We analyse the transaction networks of these four tokens up to mid 2021 to evaluate the structural roles in the network of two types of nodes: those representing addresses driven by code and those human-driven. Our analysis shows an increasing centralisation of their transaction network, with nodes corresponding to the addresses of smart contract and known exchanges acting as hubs: we find a decreasing density in the network as new nodes are added, which scales inversely proportional to the number of newly added nodes, as well as a slightly super-linear preferential attachment coefficient (\(\alpha ^{in}>1.0\)) which implies that few nodes are gaining most of the connections from the newly incoming nodes, a form of “winner takes all” effect commonly observed in social systems as well [27]. Those nodes should be protected the most from the information security viewpoint in terms of their availability and integrity. Network dismantling confirms the fact that these highly connected nodes indeed correspond to the addresses of smart contracts and known exchanges and not the EOA’s which are controlled by the actual users. Our network dismantling strategy removes one-by-one the two types of nodes with the highest in-degree \(k_{in}\) and measures the effect on the Largest Strongly Connected Component (LSCC). Our results conclude that the removal of nodes corresponding to the addresses of smart contracts and known exchanges causes a much faster dismantling than the removal of nodes corresponding to EOA’s. This confirms their structural role in the transaction network as hubs that mediate most of the transactions in the network.

Our analysis is restricted to only four representative tokens on Ethereum, the largest public blockchain for smart contracts. These results hint a potentially inconvenient fact for the DeFi sector, claiming to offer decentralisation and inclusiveness in its financial services. Most decentralised applications (dApps) run on smart contracts which effectively centralise application logic. Exchanges which process most of the transactions contribute to centralisation, regardless of whether exchanges are centralised (in that case transactions are off-chain) or decentralised (powered by smart contracts, in that case transactions are on-chain). The underlying situation mimics the advent of online social networks in the mid 2000’s. Although they run on nominally decentralised Internet protocol, they effectively centralised information flow within their application ecosystems over time. It seems that DeFi sector is on a similar centralisation trajectory, however, the long term consequences of this are yet unknown.

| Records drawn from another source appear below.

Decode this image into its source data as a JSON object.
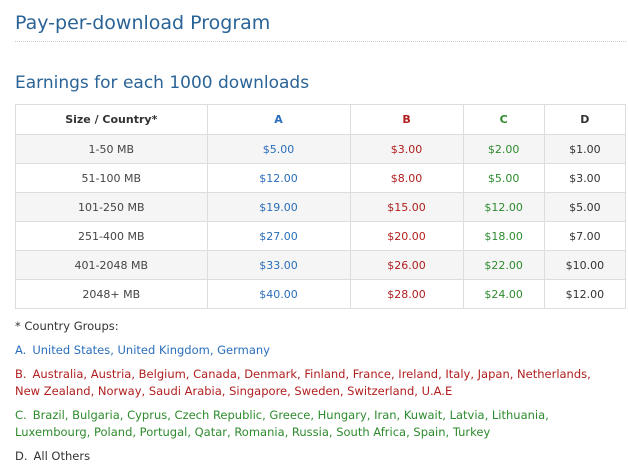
{
  "page_title": "Pay-per-download Program",
  "section_title": "Earnings for each 1000 downloads",
  "table": {
    "headers": [
      "Size / Country*",
      "A",
      "B",
      "C",
      "D"
    ],
    "rows": [
      [
        "1-50 MB",
        "$5.00",
        "$3.00",
        "$2.00",
        "$1.00"
      ],
      [
        "51-100 MB",
        "$12.00",
        "$8.00",
        "$5.00",
        "$3.00"
      ],
      [
        "101-250 MB",
        "$19.00",
        "$15.00",
        "$12.00",
        "$5.00"
      ],
      [
        "251-400 MB",
        "$27.00",
        "$20.00",
        "$18.00",
        "$7.00"
      ],
      [
        "401-2048 MB",
        "$33.00",
        "$26.00",
        "$22.00",
        "$10.00"
      ],
      [
        "2048+ MB",
        "$40.00",
        "$28.00",
        "$24.00",
        "$12.00"
      ]
    ]
  },
  "groups": {
    "note": "* Country Groups:",
    "a": {
      "letter": "A.",
      "countries": "United States, United Kingdom, Germany"
    },
    "b": {
      "letter": "B.",
      "countries": "Australia, Austria, Belgium, Canada, Denmark, Finland, France, Ireland, Italy, Japan, Netherlands, New Zealand, Norway, Saudi Arabia, Singapore, Sweden, Switzerland, U.A.E"
    },
    "c": {
      "letter": "C.",
      "countries": "Brazil, Bulgaria, Cyprus, Czech Republic, Greece, Hungary, Iran, Kuwait, Latvia, Lithuania, Luxembourg, Poland, Portugal, Qatar, Romania, Russia, South Africa, Spain, Turkey"
    },
    "d": {
      "letter": "D.",
      "countries": "All Others"
    }
  },
  "colors": {
    "title": "#2a6396",
    "group_a": "#2a6ebb",
    "group_b": "#b01e1e",
    "group_c": "#2e8b2e",
    "group_d": "#333333"
  }
}
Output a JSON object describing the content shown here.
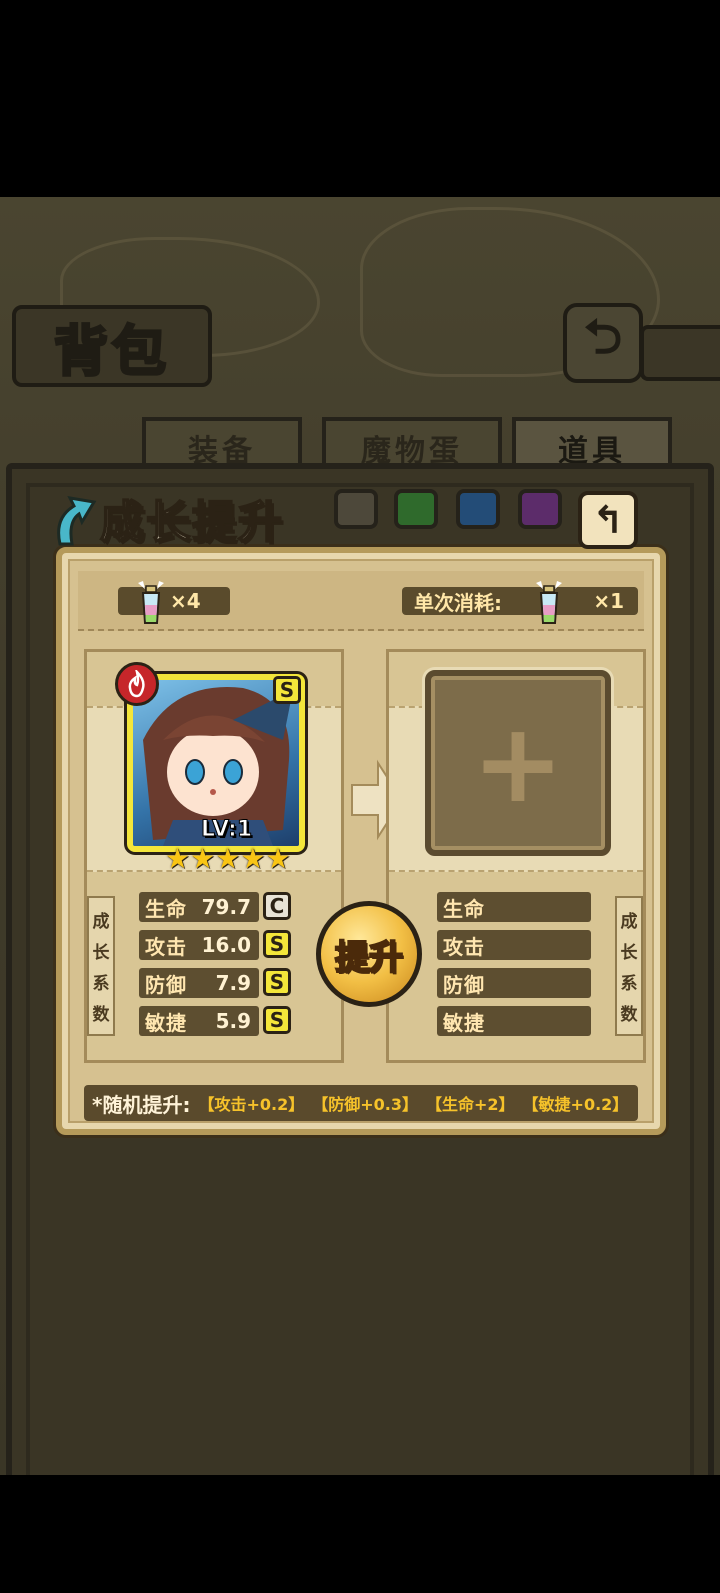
{
  "header": {
    "title": "背包",
    "back_icon": "return-arrow-icon"
  },
  "tabs": [
    {
      "label": "装备",
      "active": false
    },
    {
      "label": "魔物蛋",
      "active": false
    },
    {
      "label": "道具",
      "active": true
    }
  ],
  "dialog": {
    "title": "成长提升",
    "owned_count": "×4",
    "cost_label": "单次消耗:",
    "cost_count": "×1",
    "card": {
      "level": "LV:1",
      "rank": "S",
      "element": "fire",
      "stars": 5
    },
    "side_label_left": [
      "成",
      "长",
      "系",
      "数"
    ],
    "side_label_right": [
      "成",
      "长",
      "系",
      "数"
    ],
    "left_stats": [
      {
        "name": "生命",
        "value": "79.7",
        "grade": "C"
      },
      {
        "name": "攻击",
        "value": "16.0",
        "grade": "S"
      },
      {
        "name": "防御",
        "value": "7.9",
        "grade": "S"
      },
      {
        "name": "敏捷",
        "value": "5.9",
        "grade": "S"
      }
    ],
    "right_stats": [
      {
        "name": "生命"
      },
      {
        "name": "攻击"
      },
      {
        "name": "防御"
      },
      {
        "name": "敏捷"
      }
    ],
    "boost_button": "提升",
    "random_label": "*随机提升:",
    "random_items": [
      "【攻击+0.2】",
      "【防御+0.3】",
      "【生命+2】",
      "【敏捷+0.2】"
    ]
  },
  "colors": {
    "accent": "#f4e63a",
    "panel": "#d8c594",
    "frame": "#b59a5a"
  }
}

Future work can focus on popular tokens such as the heavily used USD-pegged asset-collateralised stablecoins USDT and USDC and tokens that offer cross-chain compatibility or second-layer solutions (like AAVE or Polygon, respectively). Additionally, we suggest to perform a similar analysis in newer smart contract blockchains such as Polkadot, Solana and Tezos. Finally, a novel research path would be to understand how second-layer blockchain solutions, that address scalability challenges in base layer blockchain protocols, and cross-chain compatibility protocols, that share information between different blockchains, influence decentralisation.